Una profonda trasformazione politica
Nel periodo compreso tra la metà del 300 e la fine del 400, le monarchie feudali
dell'Europa occidentale subirono una significativa trasformazione politica
caratterizzata dal consolidamento e dall'accentramento del potere pubblico. Questo
processo fu favorito dal declino delle pretese universalistiche di Chiesa e Impero. In
un contesto di frammentazione politica dell'Europa feudale, emersero
progressivamente Stati centralizzati, di dimensioni più ampie e con confini stabili,
governati da un'autorità pubblica unica, il re, e dotati di un'apparato militare e
amministrativo centralizzato. Queste entità politiche sono comunemente denominate
"monarchie nazionali" dagli storici.

La definizione del territorio nazionale e le sue conseguenze


Le monarchie nazionali nel 15º secolo si caratterizzarono per la delimitazione
precisa dei loro confini territoriali, contrariamente al periodo medievale in cui i limiti
geografici erano meno definiti a causa della frammentazione feudale. Questo
processo consentì ai sovrani di estendere il diritto su tutti gli abitanti entro i confini
stabiliti, creando una comunità di sudditi soggetti alle stesse leggi e imposte. Inoltre,
favorì lo sviluppo di un sentimento nazionale tra la popolazione, legata dalla lingua,
dalle tradizioni e dalla storia comune. Le continue guerre contribuirono ad alimentare
questo sentimento, rafforzando l'unità interna contro un nemico esterno. Le
monarchie nazionali, avendo confini definiti, iniziarono anche a riconoscersi
reciprocamente come entità territoriali unite, dando origine alla diplomazia e alla
necessità di inviare rappresentanti presso le corti straniere.
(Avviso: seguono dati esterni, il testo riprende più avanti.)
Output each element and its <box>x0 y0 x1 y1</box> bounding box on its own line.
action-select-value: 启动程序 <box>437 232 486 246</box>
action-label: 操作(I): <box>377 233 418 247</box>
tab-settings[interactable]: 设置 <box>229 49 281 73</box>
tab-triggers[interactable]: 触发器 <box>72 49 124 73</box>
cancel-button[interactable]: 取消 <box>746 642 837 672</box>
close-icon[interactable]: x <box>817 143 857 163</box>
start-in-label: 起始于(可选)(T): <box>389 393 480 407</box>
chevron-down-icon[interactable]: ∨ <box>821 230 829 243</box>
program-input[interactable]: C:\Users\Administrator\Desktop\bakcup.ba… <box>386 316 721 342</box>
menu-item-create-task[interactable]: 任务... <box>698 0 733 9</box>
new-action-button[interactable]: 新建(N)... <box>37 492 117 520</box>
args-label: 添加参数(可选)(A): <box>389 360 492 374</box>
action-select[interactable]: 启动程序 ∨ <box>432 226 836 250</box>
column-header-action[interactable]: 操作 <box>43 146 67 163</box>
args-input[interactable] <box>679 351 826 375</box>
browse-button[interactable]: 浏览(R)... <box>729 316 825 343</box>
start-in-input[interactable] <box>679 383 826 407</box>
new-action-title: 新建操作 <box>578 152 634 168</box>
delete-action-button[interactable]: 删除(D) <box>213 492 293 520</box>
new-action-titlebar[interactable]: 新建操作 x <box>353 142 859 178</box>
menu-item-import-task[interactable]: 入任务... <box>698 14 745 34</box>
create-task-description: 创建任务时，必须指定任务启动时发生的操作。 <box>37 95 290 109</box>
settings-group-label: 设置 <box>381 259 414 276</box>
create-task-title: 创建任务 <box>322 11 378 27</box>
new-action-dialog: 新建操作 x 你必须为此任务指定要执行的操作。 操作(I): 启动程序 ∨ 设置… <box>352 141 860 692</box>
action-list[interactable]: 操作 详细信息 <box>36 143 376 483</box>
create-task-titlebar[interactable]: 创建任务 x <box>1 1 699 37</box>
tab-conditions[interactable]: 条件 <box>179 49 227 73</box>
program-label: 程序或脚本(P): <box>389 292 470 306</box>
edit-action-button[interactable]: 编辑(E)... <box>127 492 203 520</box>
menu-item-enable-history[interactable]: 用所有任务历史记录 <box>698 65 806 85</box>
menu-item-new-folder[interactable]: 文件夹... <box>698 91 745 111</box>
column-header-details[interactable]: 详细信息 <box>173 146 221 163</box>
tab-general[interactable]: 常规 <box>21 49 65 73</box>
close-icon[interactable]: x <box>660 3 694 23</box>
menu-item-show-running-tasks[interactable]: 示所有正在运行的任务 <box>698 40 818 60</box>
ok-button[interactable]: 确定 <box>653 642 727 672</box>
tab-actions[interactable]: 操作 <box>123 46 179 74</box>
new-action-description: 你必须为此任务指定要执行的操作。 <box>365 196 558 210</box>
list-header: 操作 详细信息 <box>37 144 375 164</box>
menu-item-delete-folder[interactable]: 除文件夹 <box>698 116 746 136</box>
L’accentramento dei poteri: la giustizia e l’esercito


Nel 400, i sovrani delle monarchie nazionali consolidarono il potere centralizzando
l'autorità precedentemente frammentata tra i signori feudali. Iniziarono nominando
direttamente i giudici per la "alta giustizia", riguardante i delitti gravi, sottraendo così
il controllo della giustizia penale ai livelli locali. Questo rafforzò l'immagine del re
come garante dell'ordine pubblico. Inoltre, i sovrani assunsero il controllo diretto
delle forze militari, sostituendo le milizie feudali con eserciti permanenti e soldati
mercenari, necessari per la difesa del territorio, la gestione delle rivolte interne e le
guerre esterne. Questi cambiamenti segnarono una significativa centralizzazione del
potere nelle mani del sovrano all'interno delle monarchie nazionali.

L’amministrazione dello Stato


Nel periodo della formazione degli eserciti permanenti, i sovrani delle monarchie
nazionali dovettero reperire ingenti risorse finanziarie per pagare e equipaggiare i
soldati. Per far fronte a queste spese, ricorsero all'imposizione fiscale sui sudditi,
estendendo le imposte indirette e dirette su merci e redditi. Inoltre, le monarchie
assunsero il controllo esclusivo della coniazione della moneta. Questo richiese
un'apparato amministrativo efficace, con cariche ereditarie che crearono una nuova
nobiltà di funzionari di Stato. Nonostante il rafforzamento del potere centrale,
persistettero poteri locali e le assemblee rappresentative dei sudditi, come gli Stati
generali in Francia e il Parlamento in Inghilterra, rimasero importanti per il dialogo tra
il governo centrale e le forze sociali, specialmente riguardo alle questioni fiscali.